Context-Sensitive Rules

Only flag these when the listed condition holds:

Issue Flag ONLY IF
Native <form> instead of <Form> Method is POST and the route has an action — GET forms and external-URL forms are fine
Missing pending state The form is POST and there is no useNavigation() / fetcher.state read anywhere in the component
Action returns json({ ok: true }) after a create The route is a "/new" or creation surface — same-page edit forms legitimately return JSON
method="put" / "patch" / "delete" Progressive enhancement is in scope for the surface (public app) — admin/JS-only tools may opt out if documented
Unbounded unstable_createMemoryUploadHandler The upload accepts user-controlled files (not a fixed-size internal artifact)
Separate routes per mutation The mutations operate on the same resource with compatible auth — sibling resources with different rules are fine
useNavigation() without formAction filter The component contains other navigation surfaces (sidebar <Link>, sibling forms) that would trigger false positives
Mirroring fetcher.formData into state The shadowed value drives a user-visible element (button label, count, toggle) — a local "is-editing" flag is unrelated

Hard gates (before writing findings)

Run these in order. Do not draft user-facing findings until every gate passes for the batch you are about to report.

  1. Location evidencePass: Each issue lists a repo path and either a line range or a short verbatim quote from the file you read (not from memory or diff-only guesswork). Name the route module, the component, and the action if one exists.

  2. Exemption checkPass: For each issue, you can state in one line why it is not covered by Valid Patterns (Do NOT Flag) and any matching row in Context-Sensitive Rules.

  3. Form-method checkPass: Before flagging missing intent, missing encType, missing redirect, or missing pending state, you have confirmed the form is method="post" (or put|patch|delete). GET forms are legitimate for search/filter and trigger loaders, not actions — applying POST-form rules to them is a false positive.

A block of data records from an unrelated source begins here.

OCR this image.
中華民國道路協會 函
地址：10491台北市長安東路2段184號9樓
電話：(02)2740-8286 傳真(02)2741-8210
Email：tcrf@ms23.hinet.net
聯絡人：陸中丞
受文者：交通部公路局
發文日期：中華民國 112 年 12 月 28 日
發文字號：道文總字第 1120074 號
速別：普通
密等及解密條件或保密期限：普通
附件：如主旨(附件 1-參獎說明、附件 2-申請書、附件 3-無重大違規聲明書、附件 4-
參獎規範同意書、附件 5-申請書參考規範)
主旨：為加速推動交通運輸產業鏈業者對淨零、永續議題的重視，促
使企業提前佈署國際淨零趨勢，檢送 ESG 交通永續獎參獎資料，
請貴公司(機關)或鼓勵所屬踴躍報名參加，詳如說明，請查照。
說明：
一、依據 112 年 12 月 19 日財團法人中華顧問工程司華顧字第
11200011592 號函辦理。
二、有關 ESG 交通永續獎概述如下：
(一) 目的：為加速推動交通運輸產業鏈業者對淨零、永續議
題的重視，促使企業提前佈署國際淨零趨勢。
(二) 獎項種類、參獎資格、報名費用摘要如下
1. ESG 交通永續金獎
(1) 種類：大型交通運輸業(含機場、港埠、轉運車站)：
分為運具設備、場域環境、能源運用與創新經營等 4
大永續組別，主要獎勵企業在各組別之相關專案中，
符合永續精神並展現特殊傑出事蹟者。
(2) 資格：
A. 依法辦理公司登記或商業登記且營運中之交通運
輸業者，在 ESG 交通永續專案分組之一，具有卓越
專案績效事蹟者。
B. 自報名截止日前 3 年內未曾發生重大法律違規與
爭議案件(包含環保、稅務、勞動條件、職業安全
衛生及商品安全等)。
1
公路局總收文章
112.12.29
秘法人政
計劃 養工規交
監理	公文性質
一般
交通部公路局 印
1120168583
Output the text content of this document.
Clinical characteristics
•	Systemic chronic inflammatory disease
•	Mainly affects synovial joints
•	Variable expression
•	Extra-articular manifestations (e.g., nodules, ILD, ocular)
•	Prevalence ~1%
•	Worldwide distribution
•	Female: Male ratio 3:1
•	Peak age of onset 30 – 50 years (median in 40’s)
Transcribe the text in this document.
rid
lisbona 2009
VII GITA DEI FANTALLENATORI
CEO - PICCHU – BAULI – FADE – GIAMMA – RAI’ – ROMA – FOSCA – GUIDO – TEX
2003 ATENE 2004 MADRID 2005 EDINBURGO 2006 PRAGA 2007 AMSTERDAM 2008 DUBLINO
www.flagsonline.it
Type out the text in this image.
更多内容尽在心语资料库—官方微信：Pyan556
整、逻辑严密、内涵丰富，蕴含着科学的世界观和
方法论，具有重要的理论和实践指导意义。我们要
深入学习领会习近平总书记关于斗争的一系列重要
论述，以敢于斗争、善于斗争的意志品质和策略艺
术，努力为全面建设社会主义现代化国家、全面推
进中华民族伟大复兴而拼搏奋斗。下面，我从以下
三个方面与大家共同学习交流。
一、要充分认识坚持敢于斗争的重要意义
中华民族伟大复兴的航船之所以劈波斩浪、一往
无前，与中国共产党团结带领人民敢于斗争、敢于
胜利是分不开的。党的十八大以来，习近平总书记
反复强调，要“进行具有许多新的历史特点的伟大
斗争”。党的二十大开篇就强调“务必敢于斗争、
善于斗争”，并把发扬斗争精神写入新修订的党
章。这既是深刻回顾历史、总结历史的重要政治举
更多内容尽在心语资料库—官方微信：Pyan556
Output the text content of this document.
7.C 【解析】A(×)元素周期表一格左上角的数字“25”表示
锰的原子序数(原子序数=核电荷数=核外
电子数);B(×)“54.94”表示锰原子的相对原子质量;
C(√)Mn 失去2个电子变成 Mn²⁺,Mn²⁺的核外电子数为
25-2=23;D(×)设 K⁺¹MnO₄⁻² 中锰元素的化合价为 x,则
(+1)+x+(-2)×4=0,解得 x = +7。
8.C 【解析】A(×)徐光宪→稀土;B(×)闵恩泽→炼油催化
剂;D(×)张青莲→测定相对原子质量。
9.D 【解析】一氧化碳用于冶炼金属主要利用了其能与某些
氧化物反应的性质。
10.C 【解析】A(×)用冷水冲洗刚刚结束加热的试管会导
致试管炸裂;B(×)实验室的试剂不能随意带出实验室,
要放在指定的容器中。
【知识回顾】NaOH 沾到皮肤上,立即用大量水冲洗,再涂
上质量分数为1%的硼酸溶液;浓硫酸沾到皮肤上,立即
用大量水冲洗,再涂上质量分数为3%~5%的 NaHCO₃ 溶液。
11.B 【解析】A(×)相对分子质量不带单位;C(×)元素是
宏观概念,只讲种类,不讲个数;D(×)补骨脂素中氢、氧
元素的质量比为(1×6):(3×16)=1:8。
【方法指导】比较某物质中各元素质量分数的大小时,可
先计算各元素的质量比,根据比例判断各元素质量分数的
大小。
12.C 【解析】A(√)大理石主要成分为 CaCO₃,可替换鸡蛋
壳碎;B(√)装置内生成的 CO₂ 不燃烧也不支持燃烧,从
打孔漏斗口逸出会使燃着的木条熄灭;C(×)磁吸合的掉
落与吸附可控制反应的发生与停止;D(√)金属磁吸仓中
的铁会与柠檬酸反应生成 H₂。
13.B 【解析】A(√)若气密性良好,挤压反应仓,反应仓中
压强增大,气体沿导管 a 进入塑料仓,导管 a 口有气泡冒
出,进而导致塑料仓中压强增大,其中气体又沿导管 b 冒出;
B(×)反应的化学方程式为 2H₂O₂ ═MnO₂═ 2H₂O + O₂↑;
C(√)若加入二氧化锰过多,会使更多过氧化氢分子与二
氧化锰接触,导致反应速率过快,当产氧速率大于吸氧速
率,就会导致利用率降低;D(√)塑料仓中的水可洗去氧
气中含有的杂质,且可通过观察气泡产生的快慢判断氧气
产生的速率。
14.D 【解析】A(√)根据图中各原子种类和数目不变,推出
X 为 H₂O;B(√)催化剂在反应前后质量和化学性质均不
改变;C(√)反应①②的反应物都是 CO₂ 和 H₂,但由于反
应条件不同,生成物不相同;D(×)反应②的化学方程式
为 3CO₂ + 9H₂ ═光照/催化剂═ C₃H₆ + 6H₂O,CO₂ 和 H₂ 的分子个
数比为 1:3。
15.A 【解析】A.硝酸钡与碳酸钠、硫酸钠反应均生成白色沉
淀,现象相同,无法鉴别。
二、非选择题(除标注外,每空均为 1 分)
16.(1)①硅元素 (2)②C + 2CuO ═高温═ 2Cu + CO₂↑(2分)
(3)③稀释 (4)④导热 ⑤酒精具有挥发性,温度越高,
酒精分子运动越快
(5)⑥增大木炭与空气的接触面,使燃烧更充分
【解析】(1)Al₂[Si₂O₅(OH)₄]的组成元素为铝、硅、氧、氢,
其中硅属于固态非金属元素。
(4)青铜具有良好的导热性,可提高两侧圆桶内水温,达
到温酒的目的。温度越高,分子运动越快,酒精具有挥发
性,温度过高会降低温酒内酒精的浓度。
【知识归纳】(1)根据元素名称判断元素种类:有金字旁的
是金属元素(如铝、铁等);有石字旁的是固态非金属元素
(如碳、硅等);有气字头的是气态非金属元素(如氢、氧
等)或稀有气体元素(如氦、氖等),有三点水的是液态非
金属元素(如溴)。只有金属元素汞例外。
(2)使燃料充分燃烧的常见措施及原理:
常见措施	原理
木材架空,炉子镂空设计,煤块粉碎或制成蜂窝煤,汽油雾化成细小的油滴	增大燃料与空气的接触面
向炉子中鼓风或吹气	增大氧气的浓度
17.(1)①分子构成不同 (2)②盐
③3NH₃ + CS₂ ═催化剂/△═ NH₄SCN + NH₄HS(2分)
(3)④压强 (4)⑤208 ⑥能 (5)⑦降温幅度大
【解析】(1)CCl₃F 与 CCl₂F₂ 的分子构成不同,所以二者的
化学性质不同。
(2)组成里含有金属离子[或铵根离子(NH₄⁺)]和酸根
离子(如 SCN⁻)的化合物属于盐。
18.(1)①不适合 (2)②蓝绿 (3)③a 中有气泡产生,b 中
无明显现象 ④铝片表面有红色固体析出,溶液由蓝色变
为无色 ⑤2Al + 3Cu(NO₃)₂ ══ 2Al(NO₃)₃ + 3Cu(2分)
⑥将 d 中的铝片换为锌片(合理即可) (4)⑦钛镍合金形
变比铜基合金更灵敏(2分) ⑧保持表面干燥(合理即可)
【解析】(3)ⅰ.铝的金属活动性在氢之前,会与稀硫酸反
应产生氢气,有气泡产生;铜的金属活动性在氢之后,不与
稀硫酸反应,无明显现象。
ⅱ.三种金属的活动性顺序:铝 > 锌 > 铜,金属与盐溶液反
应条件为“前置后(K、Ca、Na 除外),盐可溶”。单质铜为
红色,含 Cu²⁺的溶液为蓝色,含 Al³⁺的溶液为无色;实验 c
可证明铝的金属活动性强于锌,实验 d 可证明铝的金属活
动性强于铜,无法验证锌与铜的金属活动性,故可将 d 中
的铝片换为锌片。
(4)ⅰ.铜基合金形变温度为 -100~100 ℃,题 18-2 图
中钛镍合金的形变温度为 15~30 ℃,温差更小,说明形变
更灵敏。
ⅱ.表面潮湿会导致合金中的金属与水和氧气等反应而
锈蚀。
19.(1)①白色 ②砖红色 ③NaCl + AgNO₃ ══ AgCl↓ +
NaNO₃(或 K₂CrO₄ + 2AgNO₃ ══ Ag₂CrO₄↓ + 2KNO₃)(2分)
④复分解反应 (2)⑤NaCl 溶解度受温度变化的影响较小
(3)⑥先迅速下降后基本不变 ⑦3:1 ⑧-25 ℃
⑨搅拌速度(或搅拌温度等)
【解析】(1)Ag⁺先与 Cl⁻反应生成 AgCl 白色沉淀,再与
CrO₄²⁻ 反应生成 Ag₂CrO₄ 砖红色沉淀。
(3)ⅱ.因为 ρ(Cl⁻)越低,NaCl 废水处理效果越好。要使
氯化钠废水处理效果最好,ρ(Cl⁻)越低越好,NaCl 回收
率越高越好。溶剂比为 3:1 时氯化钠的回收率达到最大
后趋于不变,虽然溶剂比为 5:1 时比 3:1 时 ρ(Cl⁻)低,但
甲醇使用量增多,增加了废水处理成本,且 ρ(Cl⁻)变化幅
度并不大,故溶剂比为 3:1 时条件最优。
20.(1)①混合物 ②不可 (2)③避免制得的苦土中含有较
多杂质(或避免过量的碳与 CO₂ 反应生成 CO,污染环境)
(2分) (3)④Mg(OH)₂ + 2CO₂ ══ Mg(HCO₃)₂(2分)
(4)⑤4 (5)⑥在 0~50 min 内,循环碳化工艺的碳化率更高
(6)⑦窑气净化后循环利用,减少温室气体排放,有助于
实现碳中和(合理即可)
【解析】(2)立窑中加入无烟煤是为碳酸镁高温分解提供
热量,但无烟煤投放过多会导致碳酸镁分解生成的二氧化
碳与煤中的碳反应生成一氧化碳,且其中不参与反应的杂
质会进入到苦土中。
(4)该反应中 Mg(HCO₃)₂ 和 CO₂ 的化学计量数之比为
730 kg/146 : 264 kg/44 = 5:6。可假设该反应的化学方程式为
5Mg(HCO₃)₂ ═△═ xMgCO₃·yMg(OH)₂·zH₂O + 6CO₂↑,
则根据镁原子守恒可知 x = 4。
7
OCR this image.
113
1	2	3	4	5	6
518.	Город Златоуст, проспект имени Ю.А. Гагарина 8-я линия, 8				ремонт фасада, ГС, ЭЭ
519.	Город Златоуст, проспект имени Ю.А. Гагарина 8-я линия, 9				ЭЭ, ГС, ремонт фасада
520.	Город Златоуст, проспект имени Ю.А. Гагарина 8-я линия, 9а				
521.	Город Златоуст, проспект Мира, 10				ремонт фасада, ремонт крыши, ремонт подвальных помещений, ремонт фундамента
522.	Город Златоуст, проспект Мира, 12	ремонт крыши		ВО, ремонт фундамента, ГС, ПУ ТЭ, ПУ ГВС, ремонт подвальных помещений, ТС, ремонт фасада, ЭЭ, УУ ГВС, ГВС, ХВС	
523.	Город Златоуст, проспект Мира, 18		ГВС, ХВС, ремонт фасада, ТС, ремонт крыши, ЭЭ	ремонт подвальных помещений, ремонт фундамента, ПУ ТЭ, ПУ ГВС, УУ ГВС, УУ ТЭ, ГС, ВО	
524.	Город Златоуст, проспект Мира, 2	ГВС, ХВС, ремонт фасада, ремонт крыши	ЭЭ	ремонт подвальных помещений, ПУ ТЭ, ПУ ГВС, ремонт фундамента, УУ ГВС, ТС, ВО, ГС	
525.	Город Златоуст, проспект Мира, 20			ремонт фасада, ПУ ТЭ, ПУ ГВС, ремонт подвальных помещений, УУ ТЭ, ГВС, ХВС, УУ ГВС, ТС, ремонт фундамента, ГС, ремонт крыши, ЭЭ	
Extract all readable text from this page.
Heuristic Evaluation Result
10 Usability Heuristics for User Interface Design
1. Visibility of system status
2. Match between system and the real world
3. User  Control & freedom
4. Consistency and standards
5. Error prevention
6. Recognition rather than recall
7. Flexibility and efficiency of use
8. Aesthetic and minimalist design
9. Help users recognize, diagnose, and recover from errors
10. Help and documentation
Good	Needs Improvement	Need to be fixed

  4. ProtocolPass: You completed the Pre-Report Verification Checklist in review-verification-protocol for this review.

Additional Documentation

When to Load References

  • Reviewing forms that call fetch() / axios / native <form>, or choose between <Form> and useFetcherform-vs-fetcher.md
  • Reviewing loading flags, spinners, disabled-button logic, per-row pending → pending-state.md
  • Reviewing file uploads, unstable_* handlers, FormData parsing, optimistic UI → uploads-validation.md
  • Reviewing routes with multiple mutations, intent fields, PUT/DELETE methods → multi-action-routes.md

Review Questions

  1. Does every in-app mutation flow through a route action (no manual fetch())?
  2. Is the <Form> vs useFetcher choice driven by whether the URL should change?
  3. Is pending state derived from useNavigation() / fetcher.state (never useState)?
  4. Are per-row spinners wired to per-row fetcher.state (not page-global useNavigation)?
  5. Do file-upload forms set encType="multipart/form-data" and use bounded handlers?
  6. Are FormData values validated before reaching the DB?
  7. Do multiple mutations on one resource use the intent pattern, not separate routes?
  8. Do POST forms have at least one real submit button for progressive enhancement?

False-Positive Notes

  • A <Form> rendering inside a non-route component is still tied to the nearest route's action — read the route file before flagging "missing action".
  • useActionData() returning data after a successful submission is expected behavior; the data persists until the next navigation. Only flag if a success banner is rendered unconditionally without a dismiss path.
  • Code that imports Form aliased (e.g. import { Form as RemixForm }) is still the Remix component — match on import source, not local name.

Before Submitting Findings

Complete Hard gates (especially gate 4), then report only issues that still pass the review-verification-protocol pre-report checks.